# **TITLE**
### Author : Andrea Grecu

## **Background | Pūtake**

Orr et al., (2020) described a phylogenomic method to measure somatic mutations within a phenotypically mosaic plant individual and further predict the somatic mutation rate within that individual. Both the bioinformatic workflow (*aka. pipeline*) and inputted data used are open-access and found within the orginal journal publication linked below.

[Orr et al., ORIGINAL!](https://www.ncbi.nlm.nih.gov/pmc/articles/PMC7126060/)

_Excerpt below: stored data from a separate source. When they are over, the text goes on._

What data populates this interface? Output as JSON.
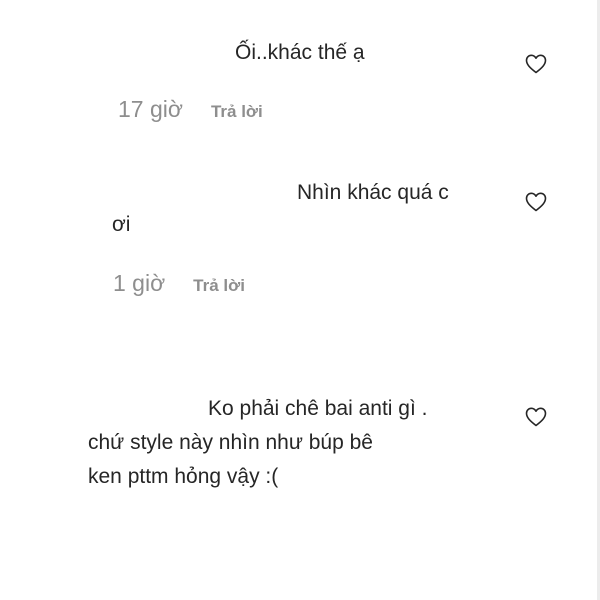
{
  "comments": [
    {
      "text": "Ối..khác thế ạ",
      "time": "17 giờ",
      "reply_label": "Trả lời",
      "like_icon": "heart-outline-icon"
    },
    {
      "text_line1": "Nhìn khác quá c",
      "text_line2": "ơi",
      "time": "1 giờ",
      "reply_label": "Trả lời",
      "like_icon": "heart-outline-icon"
    },
    {
      "text_line1": "Ko phải chê bai anti gì .",
      "text_line2": "chứ style này nhìn như búp bê",
      "text_line3": "ken pttm hỏng vậy :(",
      "like_icon": "heart-outline-icon"
    }
  ],
  "colors": {
    "text": "#262626",
    "meta": "#8e8e8e",
    "icon_stroke": "#262626"
  }
}
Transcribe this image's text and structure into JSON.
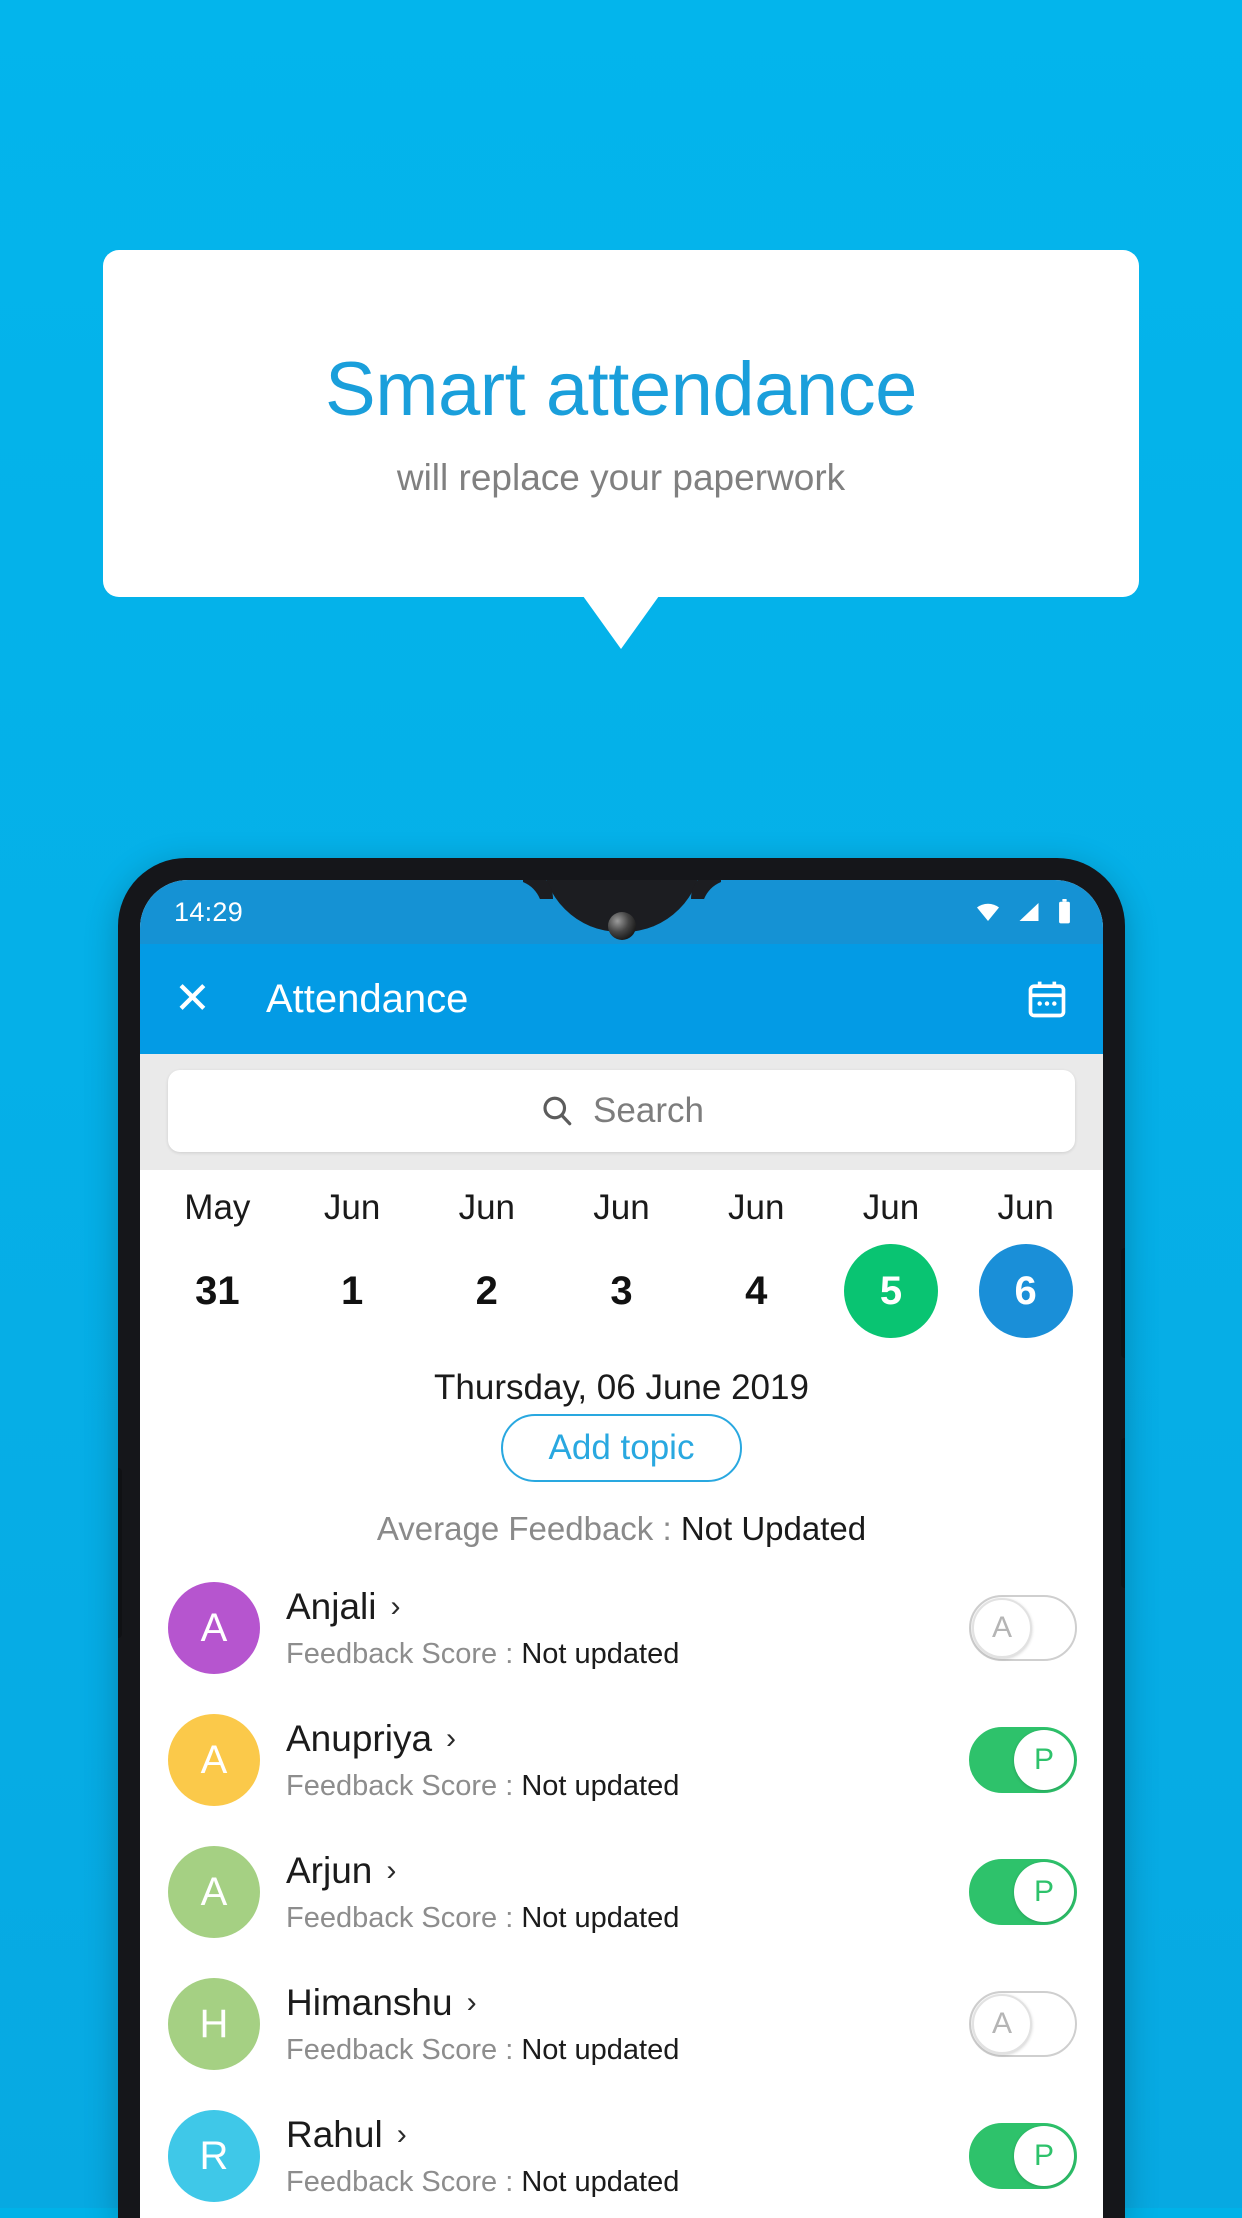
{
  "promo": {
    "title": "Smart attendance",
    "subtitle": "will replace your paperwork",
    "title_color": "#1a9fdb",
    "background_color": "#03b5ec"
  },
  "phone": {
    "statusbar": {
      "time": "14:29",
      "icons": [
        "wifi-icon",
        "signal-icon",
        "battery-icon"
      ]
    },
    "appbar": {
      "close_label": "✕",
      "title": "Attendance",
      "action_icon": "calendar-icon",
      "color": "#039be5"
    },
    "search": {
      "placeholder": "Search",
      "icon": "search-icon"
    },
    "date_strip": [
      {
        "month": "May",
        "day": "31",
        "state": "normal"
      },
      {
        "month": "Jun",
        "day": "1",
        "state": "normal"
      },
      {
        "month": "Jun",
        "day": "2",
        "state": "normal"
      },
      {
        "month": "Jun",
        "day": "3",
        "state": "normal"
      },
      {
        "month": "Jun",
        "day": "4",
        "state": "normal"
      },
      {
        "month": "Jun",
        "day": "5",
        "state": "today"
      },
      {
        "month": "Jun",
        "day": "6",
        "state": "selected"
      }
    ],
    "selected_date": "Thursday, 06 June 2019",
    "add_topic_label": "Add topic",
    "average_feedback": {
      "label": "Average Feedback : ",
      "value": "Not Updated"
    },
    "feedback_label": "Feedback Score : ",
    "students": [
      {
        "name": "Anjali",
        "initial": "A",
        "avatar_color": "#b655cf",
        "feedback": "Not updated",
        "attendance": "A",
        "attendance_state": "absent"
      },
      {
        "name": "Anupriya",
        "initial": "A",
        "avatar_color": "#fbc94a",
        "feedback": "Not updated",
        "attendance": "P",
        "attendance_state": "present"
      },
      {
        "name": "Arjun",
        "initial": "A",
        "avatar_color": "#a5d083",
        "feedback": "Not updated",
        "attendance": "P",
        "attendance_state": "present"
      },
      {
        "name": "Himanshu",
        "initial": "H",
        "avatar_color": "#a5d083",
        "feedback": "Not updated",
        "attendance": "A",
        "attendance_state": "absent"
      },
      {
        "name": "Rahul",
        "initial": "R",
        "avatar_color": "#3fc8e8",
        "feedback": "Not updated",
        "attendance": "P",
        "attendance_state": "present"
      }
    ],
    "colors": {
      "today_green": "#09c472",
      "selected_blue": "#1a8fd8",
      "present_green": "#2ec26b",
      "accent": "#29a8e0"
    }
  }
}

The original pipeline created by Orr et al., (2020) was published within a github repository utilizing many bioinformatics tools which cumitavley written in  5+ programming languages. The suggested method to replicate this pipeline is via using the makefiles provided.

### Āheitanga

***While the original pipeline is open access, it is not particulary user friendly.***

Computational methods within bioinformatics often fall short in reproducbility due to insufficient or inacessible documentation (Birmingham, 2017). It is imperative to the progression of bioinformatics research that an effort is made to produce interactive methods which are accessible to a wider audience with limited computer literacy. 

> ### Thus, the purpose of this notebook is to provide an easy to follow replication of the original pipeline created by Orr et al., (2020) to detect somatic mutations. 
>The notebook provides a *computational narrative* incorporating inputs, outputs and easy to understand explanations of each step. 
> By detailing the assumptions,logic, necessary input data and expected ouput this notebook should enable this pipeline to be applied to a new set of collected data.


## **Pipeline Technological Limitations | Tepenga**

Considering this pipeline utilizes many (24+) whole genome reads, it requires great computational capacity which restricts the technology which it can be succesfully run on.

While some changes can be made to the scripts to adapt for different RAM and thread values of your device, it is not recommended to run this pipeline on a device with capacity much lower than the default (*as this will likely take a very long time to run and much of the memory of your device*). 

> ### Default Capacity
> **RAM = 64 GB**
>
> **CPU = 20 Threads**




## **Required Software Installation |  Tāuta**

Prior to running this pipeline, the appropiate software's must be installed. 
This can be done directly within this notebook by running the cells below.

#### Bioconda 
Most of the packages used further along in this pipeline are provided via the **Bioconda** channel (package manager). 

More information about bioconda can be found [here](https://bioconda.github.io/)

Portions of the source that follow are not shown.